What's more, five Japanese submarines were patrolling off our West Coast from the Canadian to the Mexican border during December, 1941. At Portland and at Santa Cruz, these subs attacked merchant ships and chased almost into the harbors. Even a single spy relaying information about ship movements might have gotten a ship sunk, and if it had been carrying troops, that could well have cost the lives of many hundreds of Americans. And we now know a number of persons of Japanese ancestry living on Vancouver Island and on Terminal Island, near L.A., were agents for Japan.
Shame on all those people who choose to enjoy the benefits of living in this country while spreading slanders against it and playing the apologist for its enemies. Anyone who does that is a disloyal coward. 2. The false claim that the U.S. authorized the torture of Islamic jihadist war criminals is a staple of leftist anti-American propaganda. 3. Leftists and jihadists are natural allies--the both loathe America and western civilization.
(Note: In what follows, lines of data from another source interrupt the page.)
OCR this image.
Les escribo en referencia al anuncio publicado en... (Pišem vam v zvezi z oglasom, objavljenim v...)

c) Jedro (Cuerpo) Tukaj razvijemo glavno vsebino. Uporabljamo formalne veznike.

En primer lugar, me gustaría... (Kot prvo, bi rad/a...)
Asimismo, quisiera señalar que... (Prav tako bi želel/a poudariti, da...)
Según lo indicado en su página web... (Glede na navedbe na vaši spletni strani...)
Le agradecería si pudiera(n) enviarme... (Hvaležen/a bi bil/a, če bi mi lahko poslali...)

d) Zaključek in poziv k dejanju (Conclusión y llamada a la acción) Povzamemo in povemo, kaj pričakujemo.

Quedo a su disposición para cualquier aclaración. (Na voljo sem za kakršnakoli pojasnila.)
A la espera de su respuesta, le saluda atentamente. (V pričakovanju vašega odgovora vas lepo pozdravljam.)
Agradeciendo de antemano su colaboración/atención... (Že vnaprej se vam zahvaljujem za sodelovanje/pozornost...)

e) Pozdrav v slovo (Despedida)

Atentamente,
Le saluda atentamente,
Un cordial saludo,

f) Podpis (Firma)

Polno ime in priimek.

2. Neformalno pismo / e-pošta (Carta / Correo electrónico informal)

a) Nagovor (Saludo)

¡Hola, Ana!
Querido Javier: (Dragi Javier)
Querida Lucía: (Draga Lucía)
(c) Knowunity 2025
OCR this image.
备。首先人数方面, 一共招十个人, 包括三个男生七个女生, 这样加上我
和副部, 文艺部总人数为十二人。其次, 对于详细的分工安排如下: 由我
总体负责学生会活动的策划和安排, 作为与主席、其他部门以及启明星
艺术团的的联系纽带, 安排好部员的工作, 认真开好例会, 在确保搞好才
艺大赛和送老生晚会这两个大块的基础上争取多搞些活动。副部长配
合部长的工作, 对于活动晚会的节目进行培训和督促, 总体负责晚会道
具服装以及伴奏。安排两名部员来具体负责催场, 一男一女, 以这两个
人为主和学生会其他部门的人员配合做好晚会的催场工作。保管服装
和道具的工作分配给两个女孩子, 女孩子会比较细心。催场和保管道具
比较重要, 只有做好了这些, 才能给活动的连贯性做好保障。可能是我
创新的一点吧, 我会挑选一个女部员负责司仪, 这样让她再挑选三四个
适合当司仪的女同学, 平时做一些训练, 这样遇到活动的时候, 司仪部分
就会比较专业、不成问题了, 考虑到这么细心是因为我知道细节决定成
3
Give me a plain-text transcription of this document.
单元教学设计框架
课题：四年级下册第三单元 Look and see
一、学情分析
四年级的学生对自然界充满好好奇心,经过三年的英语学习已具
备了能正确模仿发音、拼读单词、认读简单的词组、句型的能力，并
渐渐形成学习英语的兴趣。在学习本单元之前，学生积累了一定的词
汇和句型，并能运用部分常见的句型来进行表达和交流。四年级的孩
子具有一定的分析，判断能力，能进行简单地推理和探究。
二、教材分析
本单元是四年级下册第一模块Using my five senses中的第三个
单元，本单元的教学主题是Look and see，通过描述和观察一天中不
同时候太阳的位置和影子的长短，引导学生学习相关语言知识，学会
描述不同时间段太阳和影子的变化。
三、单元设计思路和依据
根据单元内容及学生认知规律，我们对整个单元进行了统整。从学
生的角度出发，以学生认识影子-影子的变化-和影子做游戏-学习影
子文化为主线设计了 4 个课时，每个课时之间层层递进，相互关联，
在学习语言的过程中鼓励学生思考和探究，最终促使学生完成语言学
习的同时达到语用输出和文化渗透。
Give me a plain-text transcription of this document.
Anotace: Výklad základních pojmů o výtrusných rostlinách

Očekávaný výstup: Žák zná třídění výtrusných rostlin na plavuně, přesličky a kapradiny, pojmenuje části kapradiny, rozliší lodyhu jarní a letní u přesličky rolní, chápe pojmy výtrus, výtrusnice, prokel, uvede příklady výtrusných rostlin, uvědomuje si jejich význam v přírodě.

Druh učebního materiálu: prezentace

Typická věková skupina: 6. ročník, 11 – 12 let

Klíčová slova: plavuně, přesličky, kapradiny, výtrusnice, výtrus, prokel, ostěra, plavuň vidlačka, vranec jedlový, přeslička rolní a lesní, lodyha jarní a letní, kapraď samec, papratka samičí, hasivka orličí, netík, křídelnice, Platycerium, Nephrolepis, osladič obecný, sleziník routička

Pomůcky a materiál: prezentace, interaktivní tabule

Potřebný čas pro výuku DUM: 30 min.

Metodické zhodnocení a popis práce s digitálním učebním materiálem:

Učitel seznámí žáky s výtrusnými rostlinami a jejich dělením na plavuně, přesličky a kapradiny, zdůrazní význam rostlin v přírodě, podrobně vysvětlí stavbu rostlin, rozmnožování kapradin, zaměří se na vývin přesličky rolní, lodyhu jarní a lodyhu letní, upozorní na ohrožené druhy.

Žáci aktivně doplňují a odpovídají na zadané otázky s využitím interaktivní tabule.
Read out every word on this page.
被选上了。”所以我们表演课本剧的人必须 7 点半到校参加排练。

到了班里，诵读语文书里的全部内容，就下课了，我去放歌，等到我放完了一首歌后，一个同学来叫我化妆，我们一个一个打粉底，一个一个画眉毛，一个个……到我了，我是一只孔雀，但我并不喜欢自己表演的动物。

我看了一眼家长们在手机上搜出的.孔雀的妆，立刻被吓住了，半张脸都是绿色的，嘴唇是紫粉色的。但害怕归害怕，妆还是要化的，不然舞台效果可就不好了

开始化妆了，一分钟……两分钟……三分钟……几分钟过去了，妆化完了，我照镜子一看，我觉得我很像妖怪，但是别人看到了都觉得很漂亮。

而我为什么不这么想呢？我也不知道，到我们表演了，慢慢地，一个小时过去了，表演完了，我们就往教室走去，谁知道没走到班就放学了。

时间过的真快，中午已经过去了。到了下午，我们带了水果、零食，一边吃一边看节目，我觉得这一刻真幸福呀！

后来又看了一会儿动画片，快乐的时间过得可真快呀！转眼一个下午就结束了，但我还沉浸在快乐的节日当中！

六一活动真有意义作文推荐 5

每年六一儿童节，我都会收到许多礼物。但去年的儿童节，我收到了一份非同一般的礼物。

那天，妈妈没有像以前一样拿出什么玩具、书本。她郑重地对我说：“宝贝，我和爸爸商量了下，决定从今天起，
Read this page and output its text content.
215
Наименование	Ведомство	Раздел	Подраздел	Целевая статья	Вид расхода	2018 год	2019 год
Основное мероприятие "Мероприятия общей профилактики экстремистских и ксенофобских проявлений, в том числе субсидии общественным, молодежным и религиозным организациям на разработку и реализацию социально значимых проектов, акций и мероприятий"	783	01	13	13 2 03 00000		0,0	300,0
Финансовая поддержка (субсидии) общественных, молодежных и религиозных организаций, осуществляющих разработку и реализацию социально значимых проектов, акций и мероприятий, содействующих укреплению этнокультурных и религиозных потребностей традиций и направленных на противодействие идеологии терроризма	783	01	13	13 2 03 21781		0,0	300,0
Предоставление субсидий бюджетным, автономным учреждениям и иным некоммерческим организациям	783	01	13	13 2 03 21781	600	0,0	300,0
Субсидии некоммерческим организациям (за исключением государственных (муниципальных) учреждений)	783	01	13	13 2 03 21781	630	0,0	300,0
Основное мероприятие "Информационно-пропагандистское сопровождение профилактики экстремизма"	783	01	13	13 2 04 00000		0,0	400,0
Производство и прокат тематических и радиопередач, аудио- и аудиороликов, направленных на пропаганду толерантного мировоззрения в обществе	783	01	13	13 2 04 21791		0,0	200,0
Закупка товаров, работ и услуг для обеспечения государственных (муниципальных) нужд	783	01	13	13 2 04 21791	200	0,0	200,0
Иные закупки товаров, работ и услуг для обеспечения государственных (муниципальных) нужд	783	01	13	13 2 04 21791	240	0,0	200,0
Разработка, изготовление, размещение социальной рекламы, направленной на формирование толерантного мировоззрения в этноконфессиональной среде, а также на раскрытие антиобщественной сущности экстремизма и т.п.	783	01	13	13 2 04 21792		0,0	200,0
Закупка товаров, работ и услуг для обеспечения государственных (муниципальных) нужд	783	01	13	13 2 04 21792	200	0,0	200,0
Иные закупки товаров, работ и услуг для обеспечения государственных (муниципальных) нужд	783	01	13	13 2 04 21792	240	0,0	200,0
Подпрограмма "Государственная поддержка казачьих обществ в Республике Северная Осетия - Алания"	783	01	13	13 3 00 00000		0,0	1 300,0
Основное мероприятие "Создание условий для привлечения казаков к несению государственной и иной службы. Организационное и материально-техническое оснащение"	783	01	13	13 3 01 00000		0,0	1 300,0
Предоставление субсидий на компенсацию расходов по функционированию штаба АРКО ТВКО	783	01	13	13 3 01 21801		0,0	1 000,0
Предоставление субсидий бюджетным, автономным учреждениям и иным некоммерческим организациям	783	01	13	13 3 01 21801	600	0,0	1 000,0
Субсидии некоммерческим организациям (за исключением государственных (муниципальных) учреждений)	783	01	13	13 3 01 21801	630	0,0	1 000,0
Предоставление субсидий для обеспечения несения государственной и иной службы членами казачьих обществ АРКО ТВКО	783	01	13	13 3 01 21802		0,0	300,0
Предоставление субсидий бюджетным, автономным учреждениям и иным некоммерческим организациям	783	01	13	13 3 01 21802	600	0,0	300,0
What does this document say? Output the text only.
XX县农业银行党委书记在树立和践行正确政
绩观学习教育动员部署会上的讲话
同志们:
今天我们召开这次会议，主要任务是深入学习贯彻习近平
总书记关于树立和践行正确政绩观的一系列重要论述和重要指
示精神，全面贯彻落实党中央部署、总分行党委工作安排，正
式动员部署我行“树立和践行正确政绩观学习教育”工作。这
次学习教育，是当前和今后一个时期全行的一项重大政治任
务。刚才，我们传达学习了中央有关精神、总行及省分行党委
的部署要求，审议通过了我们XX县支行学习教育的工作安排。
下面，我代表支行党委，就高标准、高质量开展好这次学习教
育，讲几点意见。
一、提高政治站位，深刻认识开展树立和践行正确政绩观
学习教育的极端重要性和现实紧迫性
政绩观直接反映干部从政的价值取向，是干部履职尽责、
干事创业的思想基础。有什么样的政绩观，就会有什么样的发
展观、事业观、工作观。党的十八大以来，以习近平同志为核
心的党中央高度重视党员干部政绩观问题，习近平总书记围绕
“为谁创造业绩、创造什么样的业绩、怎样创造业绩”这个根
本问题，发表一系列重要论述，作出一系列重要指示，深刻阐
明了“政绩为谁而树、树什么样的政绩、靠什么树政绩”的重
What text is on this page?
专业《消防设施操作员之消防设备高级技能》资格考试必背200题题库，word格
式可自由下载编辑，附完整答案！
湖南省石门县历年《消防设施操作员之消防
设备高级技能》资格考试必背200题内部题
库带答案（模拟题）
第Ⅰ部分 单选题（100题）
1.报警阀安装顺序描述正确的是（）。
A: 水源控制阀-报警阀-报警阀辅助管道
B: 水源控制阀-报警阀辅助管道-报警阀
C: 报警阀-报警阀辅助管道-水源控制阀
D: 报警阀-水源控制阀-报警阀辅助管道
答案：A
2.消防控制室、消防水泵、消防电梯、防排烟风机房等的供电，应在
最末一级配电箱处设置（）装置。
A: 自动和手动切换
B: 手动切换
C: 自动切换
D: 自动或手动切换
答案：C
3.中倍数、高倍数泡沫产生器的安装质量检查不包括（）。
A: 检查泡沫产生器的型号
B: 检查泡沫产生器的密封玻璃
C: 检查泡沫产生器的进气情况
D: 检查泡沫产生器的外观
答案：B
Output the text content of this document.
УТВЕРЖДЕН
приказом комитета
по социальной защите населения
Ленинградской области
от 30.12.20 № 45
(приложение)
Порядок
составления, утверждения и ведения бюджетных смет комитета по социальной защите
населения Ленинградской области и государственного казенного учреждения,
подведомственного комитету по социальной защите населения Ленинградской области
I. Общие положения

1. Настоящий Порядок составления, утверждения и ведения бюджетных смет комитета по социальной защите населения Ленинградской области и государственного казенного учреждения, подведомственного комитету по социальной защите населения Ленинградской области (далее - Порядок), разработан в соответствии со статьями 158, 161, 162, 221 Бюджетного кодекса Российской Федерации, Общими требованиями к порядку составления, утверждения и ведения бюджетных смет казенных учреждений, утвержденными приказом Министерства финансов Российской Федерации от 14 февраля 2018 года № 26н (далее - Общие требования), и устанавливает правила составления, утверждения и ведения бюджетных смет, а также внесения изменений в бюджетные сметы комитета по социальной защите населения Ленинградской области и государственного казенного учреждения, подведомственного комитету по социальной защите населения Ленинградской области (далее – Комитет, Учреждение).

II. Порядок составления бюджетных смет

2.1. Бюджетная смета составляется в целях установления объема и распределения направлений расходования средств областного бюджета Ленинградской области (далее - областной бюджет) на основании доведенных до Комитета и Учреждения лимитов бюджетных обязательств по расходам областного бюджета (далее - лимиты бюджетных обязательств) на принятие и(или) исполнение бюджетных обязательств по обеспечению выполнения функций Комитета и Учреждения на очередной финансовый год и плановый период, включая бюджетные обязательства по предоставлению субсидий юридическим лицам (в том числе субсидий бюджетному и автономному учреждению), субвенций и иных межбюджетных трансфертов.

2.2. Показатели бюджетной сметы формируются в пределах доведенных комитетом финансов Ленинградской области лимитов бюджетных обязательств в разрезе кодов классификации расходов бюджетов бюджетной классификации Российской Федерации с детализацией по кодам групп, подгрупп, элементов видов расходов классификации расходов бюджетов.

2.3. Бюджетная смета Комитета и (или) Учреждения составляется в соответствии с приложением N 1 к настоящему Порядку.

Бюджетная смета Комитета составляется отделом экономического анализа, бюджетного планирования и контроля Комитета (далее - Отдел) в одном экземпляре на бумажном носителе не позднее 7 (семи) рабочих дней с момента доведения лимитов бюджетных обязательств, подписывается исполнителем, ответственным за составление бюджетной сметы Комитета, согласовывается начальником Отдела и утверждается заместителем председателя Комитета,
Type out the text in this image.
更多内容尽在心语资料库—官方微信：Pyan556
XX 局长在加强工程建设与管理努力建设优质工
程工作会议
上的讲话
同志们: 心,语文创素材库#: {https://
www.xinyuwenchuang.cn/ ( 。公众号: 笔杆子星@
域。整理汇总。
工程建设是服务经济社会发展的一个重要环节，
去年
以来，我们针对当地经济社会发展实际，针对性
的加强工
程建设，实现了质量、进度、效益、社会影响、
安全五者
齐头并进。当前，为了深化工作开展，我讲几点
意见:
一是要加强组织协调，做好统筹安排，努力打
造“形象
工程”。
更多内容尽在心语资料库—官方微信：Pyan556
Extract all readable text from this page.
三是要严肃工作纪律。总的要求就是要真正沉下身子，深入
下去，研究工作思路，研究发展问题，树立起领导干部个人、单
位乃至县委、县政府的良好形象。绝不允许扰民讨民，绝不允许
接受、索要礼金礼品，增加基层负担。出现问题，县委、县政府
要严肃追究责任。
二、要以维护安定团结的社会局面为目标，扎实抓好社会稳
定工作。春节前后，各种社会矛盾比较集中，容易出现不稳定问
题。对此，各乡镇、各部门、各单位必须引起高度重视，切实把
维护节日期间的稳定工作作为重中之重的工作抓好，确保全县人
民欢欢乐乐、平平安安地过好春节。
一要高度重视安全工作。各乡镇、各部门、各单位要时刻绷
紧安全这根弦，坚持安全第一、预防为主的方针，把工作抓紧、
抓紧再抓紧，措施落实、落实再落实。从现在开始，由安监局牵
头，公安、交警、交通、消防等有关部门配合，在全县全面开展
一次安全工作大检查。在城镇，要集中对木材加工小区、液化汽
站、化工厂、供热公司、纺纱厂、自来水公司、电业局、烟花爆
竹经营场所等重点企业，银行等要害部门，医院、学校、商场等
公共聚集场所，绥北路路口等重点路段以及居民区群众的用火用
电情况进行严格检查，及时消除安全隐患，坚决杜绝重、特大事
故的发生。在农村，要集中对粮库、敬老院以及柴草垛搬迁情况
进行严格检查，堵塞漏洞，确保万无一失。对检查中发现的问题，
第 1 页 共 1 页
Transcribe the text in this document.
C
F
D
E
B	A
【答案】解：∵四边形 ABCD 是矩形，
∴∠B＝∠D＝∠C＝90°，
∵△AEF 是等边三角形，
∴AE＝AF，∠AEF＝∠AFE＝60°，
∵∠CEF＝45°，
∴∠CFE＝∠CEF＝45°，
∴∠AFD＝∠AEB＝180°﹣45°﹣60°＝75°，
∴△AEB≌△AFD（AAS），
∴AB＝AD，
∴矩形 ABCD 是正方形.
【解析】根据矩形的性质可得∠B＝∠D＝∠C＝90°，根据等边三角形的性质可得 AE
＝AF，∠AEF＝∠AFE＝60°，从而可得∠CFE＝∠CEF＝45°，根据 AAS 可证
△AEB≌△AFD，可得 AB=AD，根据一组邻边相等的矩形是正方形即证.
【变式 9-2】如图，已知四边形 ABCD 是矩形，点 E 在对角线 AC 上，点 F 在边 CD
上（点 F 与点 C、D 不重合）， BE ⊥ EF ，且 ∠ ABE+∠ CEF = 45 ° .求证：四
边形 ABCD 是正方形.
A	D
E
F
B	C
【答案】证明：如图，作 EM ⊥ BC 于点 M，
4. Senator Joe McCarthy of Wisconsin is a personal hero of mine. He was a very brave patriot who was attacked and finally ruined by Democratic politicians who were damned liars. These unscrupulous (and in some cases, e.g. Dean Acheson, probably disloyal) men were determined to cover up the massive infiltration of federal government agencies by people working for Stalin's USSR against the United States. which had occurred during the Roosevelt and Truman administrations. The documents that have come to light since McCarthy's time run into the millions of pages, and even the small fraction which has so far been studied--largely in the form of the decrypts of the Venona cables and hundreds of thousands of pages of FBI files--proves that McCarthy, whatever mistakes he made, was far more sinned against than sinning. He was right about almost every person he suspected of disloyalty, and in several cases these people were even worse than he or anyone else knew at the time.